Key formula used here:
• Resolution (Step Size) = \( \frac{V_{\text{ref}}}{2^n - 1} \) or sometimes approximated as \( \frac{V_{\text{ref}}}{2^n} \) for large \( n \) values in practical applications. Let's calculate using the precise discrete-step representation.
Step 1: Identify the specified operational parameters.
From the problem description, we extract:
• Number of bits (\( n \)) = \( 10 \)
• Full-scale reference voltage (\( V_{\text{ref}} \)) = \( 10.24\text{ V} \)
Step 2: Compute the total number of intervals or quantization levels.
For a converter featuring \( n = 10 \) bits, the total number of binary output states possible is:
\[
2^n = 2^{10} = 1024
\]
The total number of discrete measurement steps or intervals between these levels is:
\[
2^n - 1 = 1024 - 1 = 1023
\]
Note: In standard electrical engineering ADC problems, standard definitions often define resolution as either step size \( \frac{V_{\text{ref}}}{2^n} \) or full-range division over \( 2^n - 1 \).

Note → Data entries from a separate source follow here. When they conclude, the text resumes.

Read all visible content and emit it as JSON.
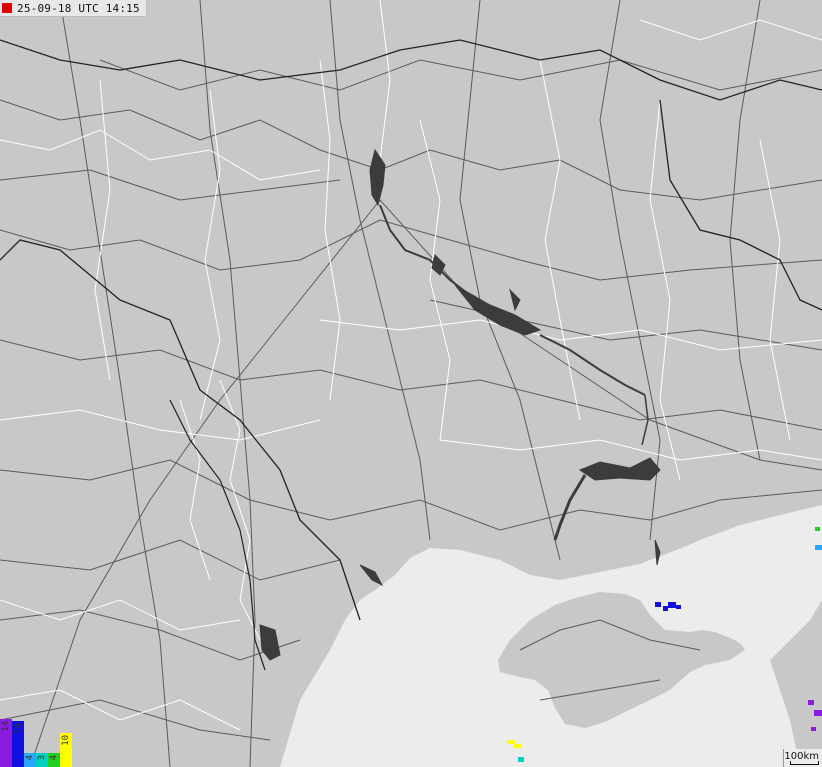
{
  "header": {
    "timestamp": "25-09-18 UTC 14:15",
    "live_color": "#e00000"
  },
  "legend": {
    "bars": [
      {
        "label": "14",
        "color": "#8a1be0"
      },
      {
        "label": "14",
        "color": "#1010e0"
      },
      {
        "label": "4",
        "color": "#2aa8ff"
      },
      {
        "label": "3",
        "color": "#00d0c0"
      },
      {
        "label": "4",
        "color": "#20d020"
      },
      {
        "label": "10",
        "color": "#ffff00"
      }
    ]
  },
  "scale": {
    "label": "100km"
  },
  "colors": {
    "land": "#c8c8c8",
    "sea": "#ececec",
    "water": "#3c3c3c",
    "roads": "#5a5a5a",
    "borders": "#ffffff"
  }
}
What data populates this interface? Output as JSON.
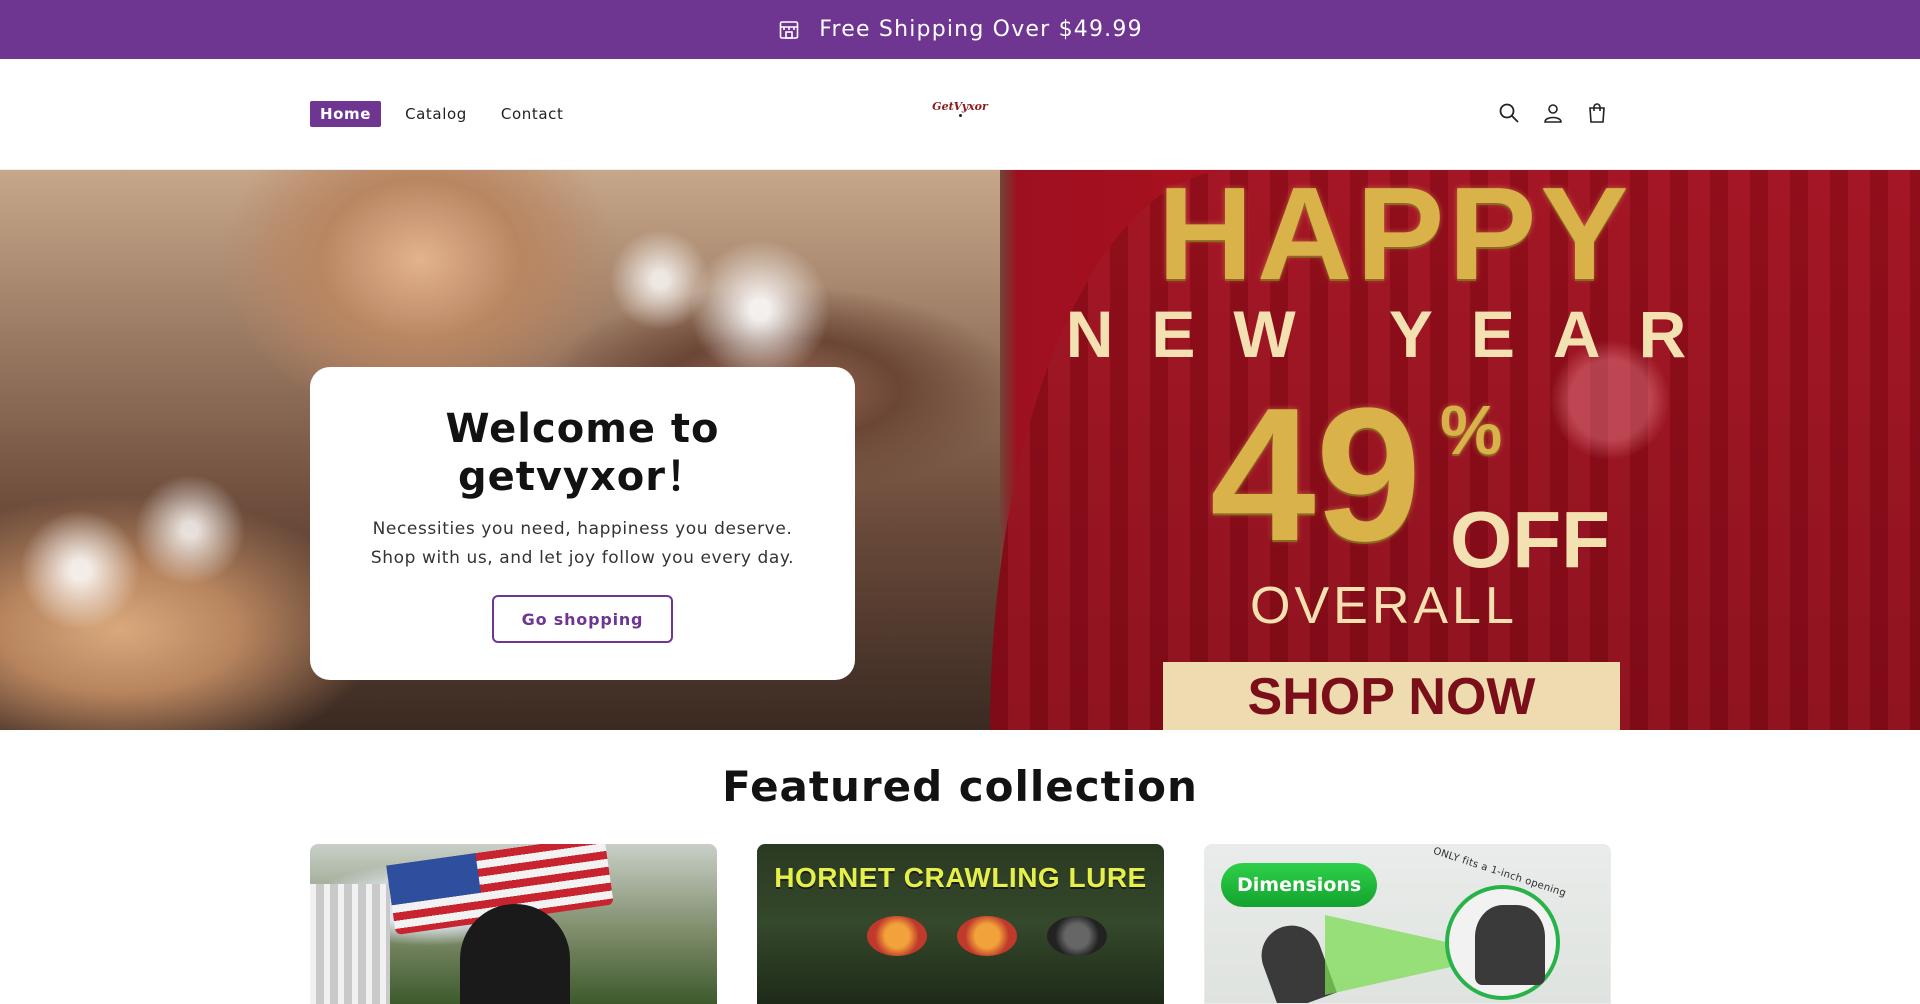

Let's evaluate both to see which matches standard multi-choice thresholds.
\[
\text{Using } 2^n \text{ framework:} \quad \text{Resolution} = \frac{10.24\text{ V}}{1024} = 0.01\text{ V}
\]
\[
\text{Using } 2^n - 1 \text{ framework:} \quad \text{Resolution} = \frac{10.24\text{ V}}{1023} \approx 0.01000977\text{ V}
\]
Step 3: Convert the voltage units to millivolts.
Converting the calculated step size from volts to millivolts (\( 1\text{ V} = 1000\text{ mV} \)):
\[
\text{Resolution} = 0.01\text{ V} \times 1000\text{ mV/V} = 10\text{ mV}
\]
This precisely and cleanly matches Option (B).